TypesettingTools / SubInspector

Low-level subtitle inspection library.
MIT License
5 stars 3 forks source link

Events adding #7

Open Youka opened 10 years ago

Youka commented 10 years ago

On the way making everything safer, calling with invalid event indices shouldn't cause crashes. Checking the index and returning an error code on failure would be a fix, but i would prefer a stack for events storing, frees users from initialization, a final number of events and passing indices.

torque commented 10 years ago

Data structures are kind of a weak point for me. How would you implement a stack? I was thinking maybe a linked list, but this is simplistic and probably suboptimal.

I definitely agree that the init method should be done away with. I would like to hear your thoughts on the backing structure.

Youka commented 10 years ago

Stack implementation

torque commented 10 years ago

So that's a yes to the linked list, then. I was initially skeptical because seeking through a linked list isn't exactly fast, and there are scripts out there with thousands of events. That said, there's theoretically no good reason to do random seeking through events, so I'm fine with it.

I think a FIFO queue should probably be used because it's likely users will want to access events in the order they're used.

Youka commented 10 years ago

FIFO wouldn't be better, because data aren't stored together like in arrays, so there's no advantage in caching or read pointer movement. Additionally FIFO would require a pointer to the end for fast element appending - all in all, a stack is the choice.

An alternative would be a vector: a wrapped array which double his memory size if a new element doesn't fit. This could lead to slower building and some memory wasting, but has the fastest memory access.

torque commented 10 years ago

FIFO wouldn't be better from an implementation standpoint, but it'd almost certainly be better from a usage standpoint. As I said, I expect users would probably want to access events in the order that they're added, for which a FILO queue is not useful.

Using a vector is ok, but we'd need to decide on a reasonable default size.

Youka commented 10 years ago

I don't see the problem with my stack implementation, there's a getter function for overall access. A FIFO would just search in another direction for the wished element, nothing else. You think of destroying the list after building it, popping one element out after another, but that's not what we want.

A vector starts with size 0, allocates for the first element 1, then doubles and doubles and so on. Allocating large memory chunks / finding big gaps in process heap is slow and with a lot of data, a lot of memory could be wasted (f.e. with 1025 elements used, 1023 would be garbage).

torque commented 10 years ago

I've given you commit access, as I don't have the time or energy to spend on this right now.

A few comments: your stack implementation is fine. But if you have a script with 100k events (not impossible with karaoke and lots of frame-by-frame typesetting), in order to access the first event, you have to loop through 99.999k stack nodes just to get to the first one. Since, as I am now saying for the 3rd time, I expect users will want to access their data in the order they add it, this seems very suboptimal.

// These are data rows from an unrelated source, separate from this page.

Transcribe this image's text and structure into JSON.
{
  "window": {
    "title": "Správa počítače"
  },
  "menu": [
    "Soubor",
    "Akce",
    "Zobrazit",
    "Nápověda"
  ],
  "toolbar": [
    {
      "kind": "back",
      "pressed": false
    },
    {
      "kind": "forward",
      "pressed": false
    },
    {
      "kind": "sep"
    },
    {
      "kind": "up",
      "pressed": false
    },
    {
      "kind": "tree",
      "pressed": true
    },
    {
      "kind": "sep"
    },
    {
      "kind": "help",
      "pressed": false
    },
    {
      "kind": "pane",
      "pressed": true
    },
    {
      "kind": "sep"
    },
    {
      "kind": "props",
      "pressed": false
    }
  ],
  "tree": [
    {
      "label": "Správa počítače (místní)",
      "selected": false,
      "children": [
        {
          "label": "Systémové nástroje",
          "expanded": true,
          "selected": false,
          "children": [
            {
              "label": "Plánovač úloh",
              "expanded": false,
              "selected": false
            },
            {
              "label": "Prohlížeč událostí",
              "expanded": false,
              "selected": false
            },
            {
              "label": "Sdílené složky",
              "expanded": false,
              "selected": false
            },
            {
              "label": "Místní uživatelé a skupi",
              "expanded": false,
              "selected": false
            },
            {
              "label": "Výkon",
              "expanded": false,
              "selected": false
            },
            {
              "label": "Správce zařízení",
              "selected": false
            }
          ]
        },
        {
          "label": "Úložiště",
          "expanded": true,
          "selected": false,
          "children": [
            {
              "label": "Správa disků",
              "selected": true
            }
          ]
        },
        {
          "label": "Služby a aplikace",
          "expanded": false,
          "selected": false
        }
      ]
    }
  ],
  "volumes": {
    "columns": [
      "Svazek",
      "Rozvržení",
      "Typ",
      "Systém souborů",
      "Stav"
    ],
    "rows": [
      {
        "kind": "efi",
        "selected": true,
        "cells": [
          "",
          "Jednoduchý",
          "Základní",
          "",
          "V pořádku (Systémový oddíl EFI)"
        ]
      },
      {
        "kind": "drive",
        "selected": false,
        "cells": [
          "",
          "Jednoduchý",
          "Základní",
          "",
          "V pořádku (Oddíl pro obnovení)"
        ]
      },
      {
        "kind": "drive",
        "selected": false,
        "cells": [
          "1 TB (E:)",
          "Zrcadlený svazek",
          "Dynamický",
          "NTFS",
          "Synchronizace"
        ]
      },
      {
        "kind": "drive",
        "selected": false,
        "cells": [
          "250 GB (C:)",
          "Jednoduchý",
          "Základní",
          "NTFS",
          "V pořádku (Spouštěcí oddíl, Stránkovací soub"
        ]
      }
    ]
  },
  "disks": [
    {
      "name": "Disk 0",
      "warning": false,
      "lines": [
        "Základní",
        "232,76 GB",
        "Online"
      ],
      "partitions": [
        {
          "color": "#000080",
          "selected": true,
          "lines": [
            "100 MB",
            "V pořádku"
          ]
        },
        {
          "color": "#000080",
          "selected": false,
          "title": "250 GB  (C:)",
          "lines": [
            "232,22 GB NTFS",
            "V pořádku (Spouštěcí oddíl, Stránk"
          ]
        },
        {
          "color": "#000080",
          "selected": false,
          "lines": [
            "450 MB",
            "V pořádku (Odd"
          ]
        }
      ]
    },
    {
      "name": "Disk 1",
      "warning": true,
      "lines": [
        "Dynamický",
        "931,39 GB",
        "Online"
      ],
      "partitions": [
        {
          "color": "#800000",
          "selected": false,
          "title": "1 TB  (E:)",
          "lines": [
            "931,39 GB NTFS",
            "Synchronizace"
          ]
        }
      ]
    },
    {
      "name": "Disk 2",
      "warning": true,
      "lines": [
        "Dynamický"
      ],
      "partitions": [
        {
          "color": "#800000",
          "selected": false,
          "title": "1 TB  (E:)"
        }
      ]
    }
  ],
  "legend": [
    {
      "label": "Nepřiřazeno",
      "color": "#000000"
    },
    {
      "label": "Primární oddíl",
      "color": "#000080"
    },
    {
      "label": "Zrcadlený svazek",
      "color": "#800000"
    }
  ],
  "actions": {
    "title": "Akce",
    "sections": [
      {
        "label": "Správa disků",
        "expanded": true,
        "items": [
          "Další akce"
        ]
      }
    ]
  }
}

By simply keeping separate read and write pointers (read pointing to the beginning of the list, write pointing to the end of the list) and changing each node to link to the next rather than the previous, the user would be able to iterate through the list in add order without incurring the overhead of having to seek all the way back through it for early reads.

But maybe I'm just overthinking it and the read order doesn't matter that much.

Also, re: vectors: there's no reason it has to start with a size of zero. There are guaranteed to be some events, otherwise there's no point in even using the library. Wasting time reallocating very small amounts of memory is silly. Off the top of my head I'd suggest maybe 500 or so (which I would expect to fit the majority of scripts with dialogue and moderate typesetting).

Additionally, the growth rate does not have to be by factors of two. It's been suggested a growth factor of 1.5 can be more efficient because it allows reuse of previously freed memory (stack overflow).

As a final note, I find it curious you use pastebin.com when github has a (far superior, in my opinion) pastebin of its own.

Hopefully my feedback has been helpful.

Youka commented 10 years ago

The growth factor of 2 was just an example, but the article is right that with 1.5 the memory hole in front the used memory can get reused (which can lead to less memory reservation for a process)... however this includes there's just this one memory chunk and no other allocations which could use the hole too and 1.5 needs more reallocations for a lot of elements than 2 - advantages and disadvantages.

I didn't consider huge scripts and you're right that linked lists are too slow in access, so i'll go with a vector implementation. But vectors should be flexible and not waste a lot of memory when there're tiny ones.